SN: Zeigt Putins Russland, wie bestürzend aktuell antitotalitäre Literatur von Samjatin über Orwell bis Havel ist? Allerdings, aber auch Werke und Gedanken von Hannah Arendt. Während es im Westen immer wieder „Nie wieder“hieß, hat er die Konsolidierung eines faschistischen, revanchistischen, menschenverachtenden Regimes verschlafen, das dem Nationalsozialismus ähnelt und sich verblüffend konsequent damit identifiziert.
SN: Putin will die Identität der Ukraine auslöschen. Erreicht er mit seiner Aggression nicht das Gegenteil? Die Ukraine ist jetzt endgültig eine Nation. Das ist evident. Aber das waren wir schon vor diesem Einmarsch, sonst hätten wir uns nicht so gut solidarisieren und wehren können. Unsere heutige politische Nation ist eine Folge aller Bewegungen auf dem Maidan und der solidarischen, pluralistischen Zivilgesellschaft, die in diesen Jahren entstanden ist.

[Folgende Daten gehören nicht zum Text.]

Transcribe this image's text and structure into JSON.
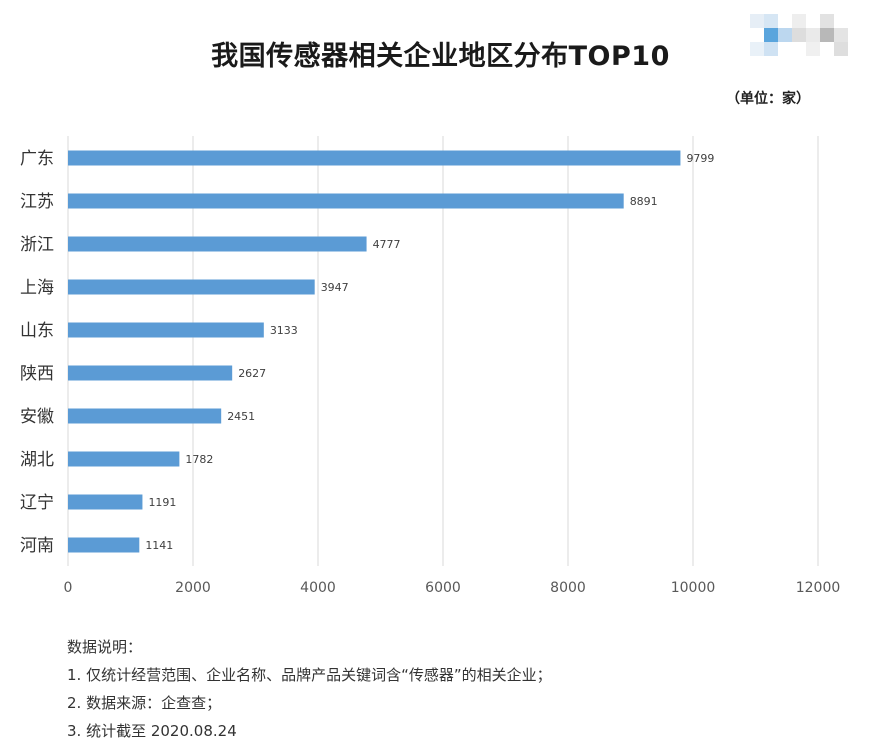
{
  "title": "我国传感器相关企业地区分布TOP10",
  "unit": "（单位：家）",
  "chart_data": {
    "type": "bar",
    "orientation": "horizontal",
    "title": "我国传感器相关企业地区分布TOP10",
    "categories": [
      "广东",
      "江苏",
      "浙江",
      "上海",
      "山东",
      "陕西",
      "安徽",
      "湖北",
      "辽宁",
      "河南"
    ],
    "values": [
      9799,
      8891,
      4777,
      3947,
      3133,
      2627,
      2451,
      1782,
      1191,
      1141
    ],
    "xlim": [
      0,
      12000
    ],
    "xticks": [
      0,
      2000,
      4000,
      6000,
      8000,
      10000,
      12000
    ],
    "grid": true,
    "bar_color": "#5b9bd5",
    "data_labels": true
  },
  "notes": {
    "heading": "数据说明：",
    "items": [
      "1. 仅统计经营范围、企业名称、品牌产品关键词含“传感器”的相关企业；",
      "2. 数据来源：企查查；",
      "3. 统计截至 2020.08.24"
    ]
  }
}
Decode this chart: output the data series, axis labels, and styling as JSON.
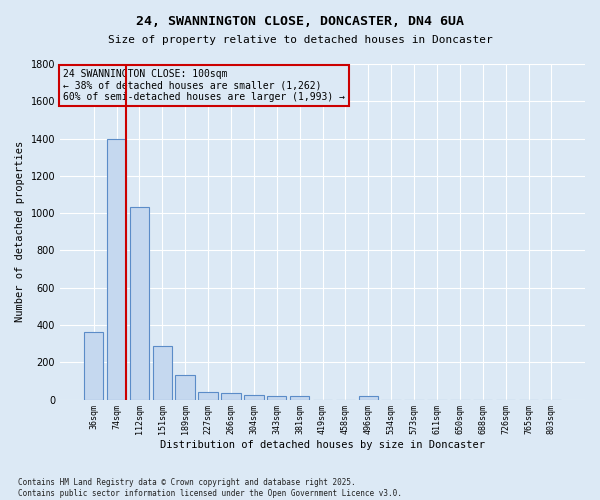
{
  "title_line1": "24, SWANNINGTON CLOSE, DONCASTER, DN4 6UA",
  "title_line2": "Size of property relative to detached houses in Doncaster",
  "xlabel": "Distribution of detached houses by size in Doncaster",
  "ylabel": "Number of detached properties",
  "categories": [
    "36sqm",
    "74sqm",
    "112sqm",
    "151sqm",
    "189sqm",
    "227sqm",
    "266sqm",
    "304sqm",
    "343sqm",
    "381sqm",
    "419sqm",
    "458sqm",
    "496sqm",
    "534sqm",
    "573sqm",
    "611sqm",
    "650sqm",
    "688sqm",
    "726sqm",
    "765sqm",
    "803sqm"
  ],
  "values": [
    360,
    1400,
    1035,
    290,
    130,
    42,
    35,
    25,
    18,
    18,
    0,
    0,
    20,
    0,
    0,
    0,
    0,
    0,
    0,
    0,
    0
  ],
  "bar_color": "#c5d8ef",
  "bar_edge_color": "#5b8cc8",
  "vline_color": "#cc0000",
  "vline_x_bar_index": 1,
  "annotation_box_text": "24 SWANNINGTON CLOSE: 100sqm\n← 38% of detached houses are smaller (1,262)\n60% of semi-detached houses are larger (1,993) →",
  "annotation_box_color": "#cc0000",
  "background_color": "#dce9f5",
  "grid_color": "#ffffff",
  "ylim": [
    0,
    1800
  ],
  "yticks": [
    0,
    200,
    400,
    600,
    800,
    1000,
    1200,
    1400,
    1600,
    1800
  ],
  "footnote": "Contains HM Land Registry data © Crown copyright and database right 2025.\nContains public sector information licensed under the Open Government Licence v3.0."
}
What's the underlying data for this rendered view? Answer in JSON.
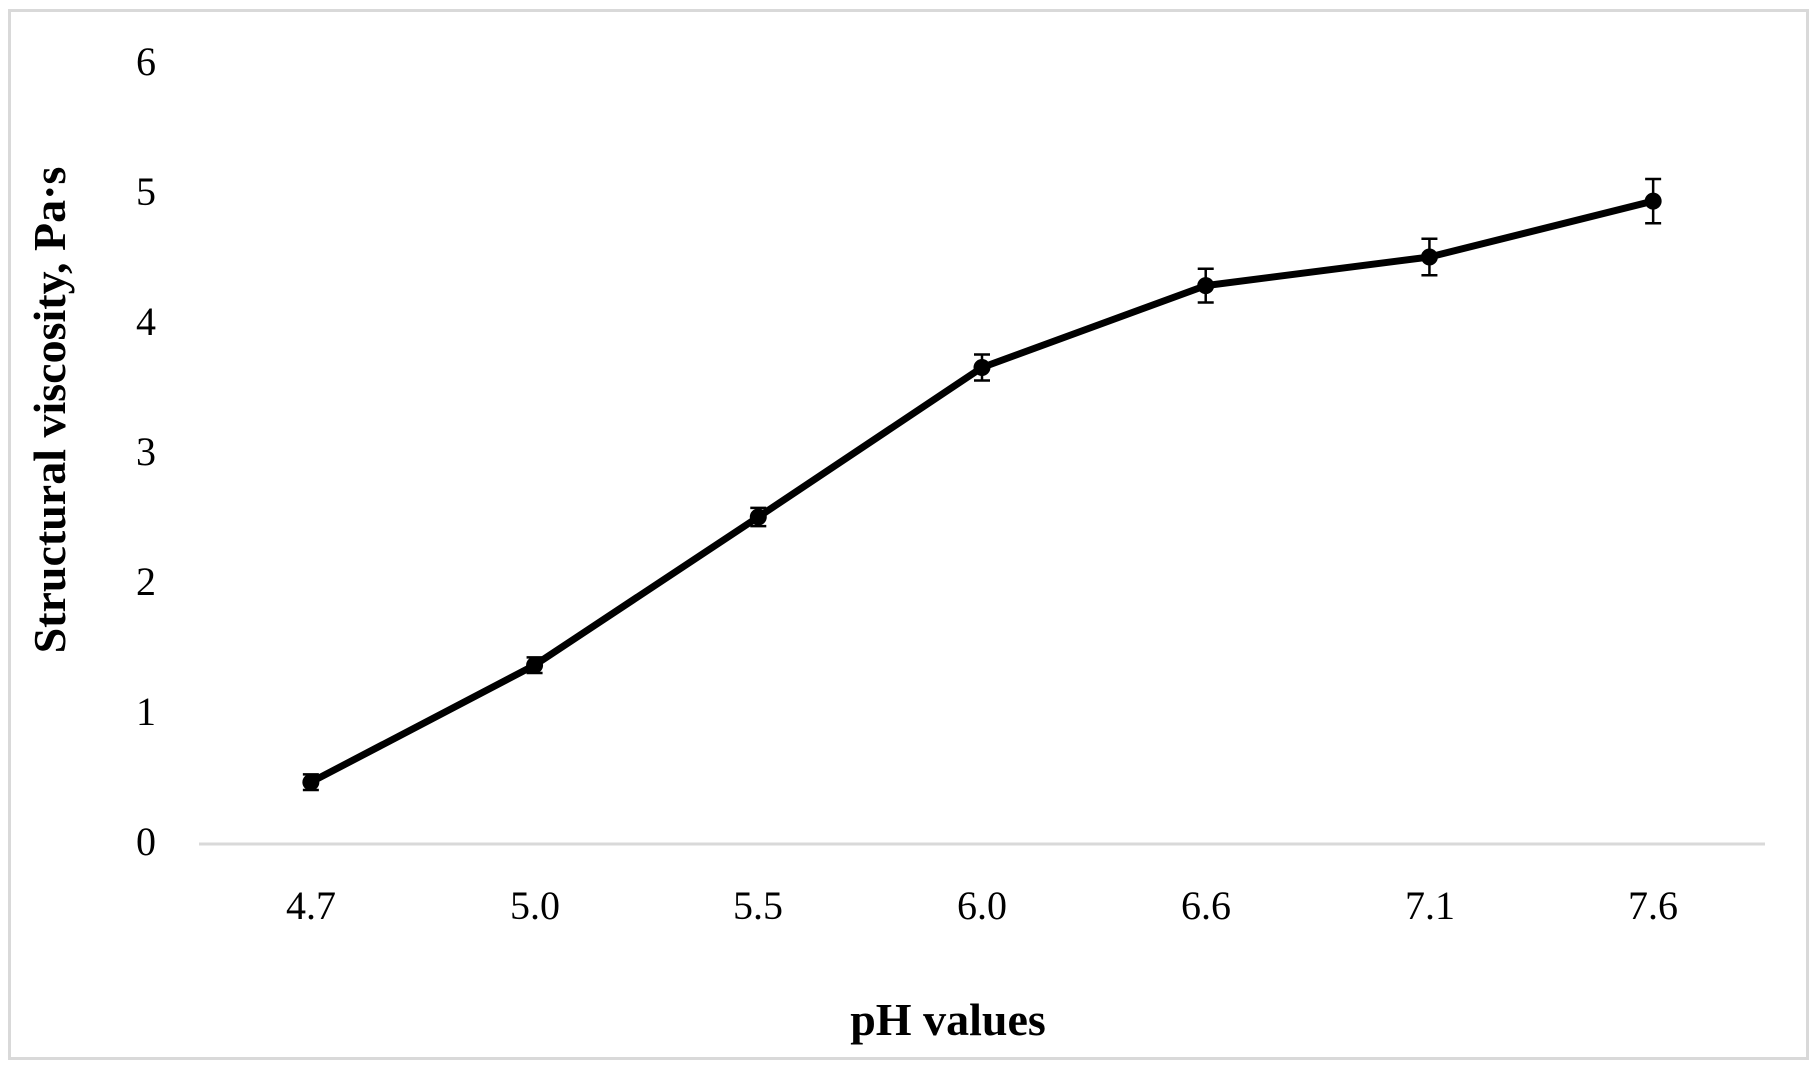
{
  "chart_data": {
    "type": "line",
    "title": "",
    "xlabel": "pH values",
    "ylabel": "Structural viscosity, Pa·s",
    "categories": [
      "4.7",
      "5.0",
      "5.5",
      "6.0",
      "6.6",
      "7.1",
      "7.6"
    ],
    "series": [
      {
        "name": "structural-viscosity",
        "values": [
          0.46,
          1.36,
          2.5,
          3.65,
          4.28,
          4.5,
          4.93
        ],
        "errors": [
          0.06,
          0.06,
          0.07,
          0.1,
          0.13,
          0.14,
          0.17
        ]
      }
    ],
    "ylim": [
      0,
      6
    ],
    "yticks": [
      0,
      1,
      2,
      3,
      4,
      5,
      6
    ],
    "ytick_labels_top_to_bottom": [
      "6",
      "5",
      "4",
      "3",
      "2",
      "1",
      "0"
    ],
    "x_axis_scale": "categorical",
    "grid": false,
    "legend": false,
    "marker": "circle",
    "colors": {
      "series": "#000000",
      "axis_line": "#d9d9d9",
      "text": "#000000",
      "frame_border": "#d9d9d9"
    }
  }
}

SN: Wo wird die Ukraine auf unserem Kontinent sein – im Kreis der EU, als Brücke zwischen West und Ost?
Da wird man sich neu fragen müssen: Was ist Europa? Was ist West und Ost? Wir werden jetzt unsere gesamte europäische Sache – und das zum ersten Mal gemeinsam mit der Ukraine – neu infrage stellen und definieren müssen. Die Rolle einer Brücke ist uns allmählich verleidet. Die Brücke muss an einen Ort führen, wo es sich lohnt, anzukommen. Auch Russland wird sich neu erfinden müssen; sonst sehe ich keinen Grund, eine Brücke dorthin zu bauen. Es ist nun auch an Russland, was es mit sich selber vorhat und unternehmen will, nicht nur an uns – mitten in Europa.